Correlation – Relationship Among Cosine Similarity, Pearson Correlation, and Z-Score

correlationcosine similarityz-score

I'm wondering if there is any relationship among these 3 measures. I can't seem to make a connection among them by referring to the definitions (possibly because I am new to these definitions and am having a bit of a rough time grasping them).

I know the range of the cosine similarity can be from 0 – 1, and that the pearson correlation can range from -1 to 1, and I'm not sure on the range of the z-score.

I don't know, however, how a certain value of cosine similarity could tell you anything about the pearson correlation or the z-score, and vice versa?

Best Answer

The cosine similarity between two vectors $a$ and $b$ is just the angle between them $$\cos\theta = \frac{a\cdot b}{\lVert{a}\rVert \, \lVert{b}\rVert}$$ In many applications that use cosine similarity, the vectors are non-negative (e.g. a term frequency vector for a document), and in this case the cosine similarity will also be non-negative.
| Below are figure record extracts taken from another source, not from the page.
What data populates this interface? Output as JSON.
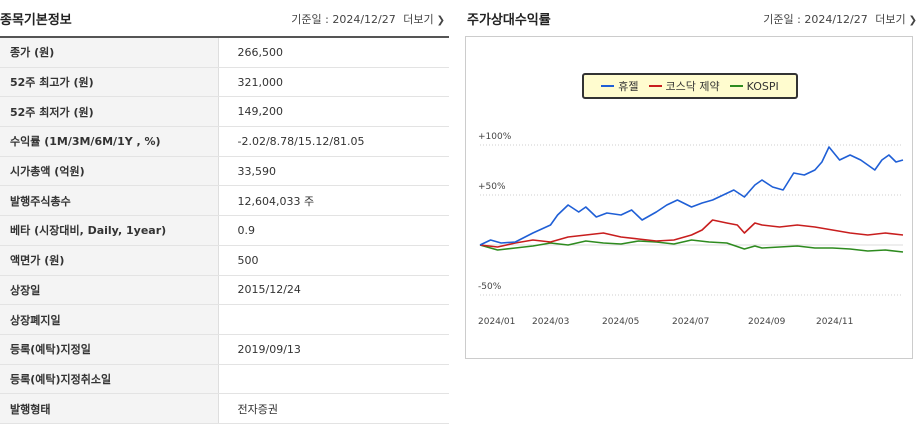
{
  "basic_info": {
    "title": "종목기본정보",
    "ref_label": "기준일",
    "ref_date": "2024/12/27",
    "more_label": "더보기",
    "rows": [
      {
        "label": "종가 (원)",
        "value": "266,500"
      },
      {
        "label": "52주 최고가 (원)",
        "value": "321,000"
      },
      {
        "label": "52주 최저가 (원)",
        "value": "149,200"
      },
      {
        "label": "수익률 (1M/3M/6M/1Y , %)",
        "value": "-2.02/8.78/15.12/81.05"
      },
      {
        "label": "시가총액 (억원)",
        "value": "33,590"
      },
      {
        "label": "발행주식총수",
        "value": "12,604,033 주"
      },
      {
        "label": "베타 (시장대비, Daily, 1year)",
        "value": "0.9"
      },
      {
        "label": "액면가 (원)",
        "value": "500"
      },
      {
        "label": "상장일",
        "value": "2015/12/24"
      },
      {
        "label": "상장폐지일",
        "value": ""
      },
      {
        "label": "등록(예탁)지정일",
        "value": "2019/09/13"
      },
      {
        "label": "등록(예탁)지정취소일",
        "value": ""
      },
      {
        "label": "발행형태",
        "value": "전자증권"
      }
    ]
  },
  "relative_return": {
    "title": "주가상대수익률",
    "ref_label": "기준일",
    "ref_date": "2024/12/27",
    "more_label": "더보기"
  },
  "chart_data": {
    "type": "line",
    "title": "",
    "xlabel": "",
    "ylabel": "",
    "y_unit": "%",
    "ylim": [
      -50,
      100
    ],
    "y_ticks": [
      {
        "value": 100,
        "label": "+100%"
      },
      {
        "value": 50,
        "label": "+50%"
      },
      {
        "value": -50,
        "label": "-50%"
      }
    ],
    "x_ticks": [
      "2024/01",
      "2024/03",
      "2024/05",
      "2024/07",
      "2024/09",
      "2024/11"
    ],
    "x_range": [
      0,
      12
    ],
    "legend_position": "top-center",
    "series": [
      {
        "name": "휴젤",
        "color": "#1f5fd6",
        "x": [
          0,
          0.3,
          0.6,
          1.0,
          1.5,
          2.0,
          2.2,
          2.5,
          2.8,
          3.0,
          3.3,
          3.6,
          4.0,
          4.3,
          4.6,
          5.0,
          5.3,
          5.6,
          6.0,
          6.3,
          6.6,
          6.9,
          7.2,
          7.5,
          7.8,
          8.0,
          8.3,
          8.6,
          8.9,
          9.2,
          9.5,
          9.7,
          9.9,
          10.2,
          10.5,
          10.8,
          11.0,
          11.2,
          11.4,
          11.6,
          11.8,
          12.0
        ],
        "y": [
          0,
          5,
          2,
          3,
          12,
          20,
          30,
          40,
          33,
          38,
          28,
          32,
          30,
          35,
          25,
          33,
          40,
          45,
          38,
          42,
          45,
          50,
          55,
          48,
          60,
          65,
          58,
          55,
          72,
          70,
          75,
          83,
          98,
          85,
          90,
          85,
          80,
          75,
          85,
          90,
          83,
          85
        ]
      },
      {
        "name": "코스닥 제약",
        "color": "#c81e1e",
        "x": [
          0,
          0.5,
          1.0,
          1.5,
          2.0,
          2.5,
          3.0,
          3.5,
          4.0,
          4.5,
          5.0,
          5.5,
          6.0,
          6.3,
          6.6,
          7.0,
          7.3,
          7.5,
          7.8,
          8.0,
          8.5,
          9.0,
          9.5,
          10.0,
          10.5,
          11.0,
          11.5,
          12.0
        ],
        "y": [
          0,
          -2,
          2,
          5,
          3,
          8,
          10,
          12,
          8,
          6,
          4,
          5,
          10,
          15,
          25,
          22,
          20,
          12,
          22,
          20,
          18,
          20,
          18,
          15,
          12,
          10,
          12,
          10
        ]
      },
      {
        "name": "KOSPI",
        "color": "#2e8b1f",
        "x": [
          0,
          0.5,
          1.0,
          1.5,
          2.0,
          2.5,
          3.0,
          3.5,
          4.0,
          4.5,
          5.0,
          5.5,
          6.0,
          6.5,
          7.0,
          7.5,
          7.8,
          8.0,
          8.5,
          9.0,
          9.5,
          10.0,
          10.5,
          11.0,
          11.5,
          12.0
        ],
        "y": [
          0,
          -5,
          -3,
          -1,
          2,
          0,
          4,
          2,
          1,
          4,
          3,
          1,
          5,
          3,
          2,
          -4,
          -1,
          -3,
          -2,
          -1,
          -3,
          -3,
          -4,
          -6,
          -5,
          -7
        ]
      }
    ]
  }
}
For a vector $x$ the "$z$-score" vector would typically be defined as $$z=\frac{x-\bar{x}}{s_x}$$ where $\bar{x}=\frac{1}{n}\sum_ix_i$ and $s_x^2=\overline{(x-\bar{x})^2}$ are the mean and standard deviation of $x$. So $z$ has mean 0 and standard deviation 1, i.e. $z_x$ is the standardized version of $x$.

For two vectors $x$ and $y$, their correlation coefficient would be $$\rho_{x,y}=\overline{(z_xz_y)}$$

Now if the vector $a$ has zero mean, then its variance will be $s_a^2=\frac{1}{n}\lVert{a}\rVert^2$, so its unit vector and z-score will be related by $$\hat{a}=\frac{a}{\lVert{a}\rVert}=\frac{z_a}{\sqrt n}$$

So if the vectors $a$ and $b$ are centered (i.e. have zero means), then their cosine similarity will be the same as their correlation coefficient.

TL;DR Cosine similarity is a dot product of unit vectors. Pearson correlation is cosine similarity between centered vectors. The "Z-score transform" of a vector is the centered vector scaled to a norm of $\sqrt n$.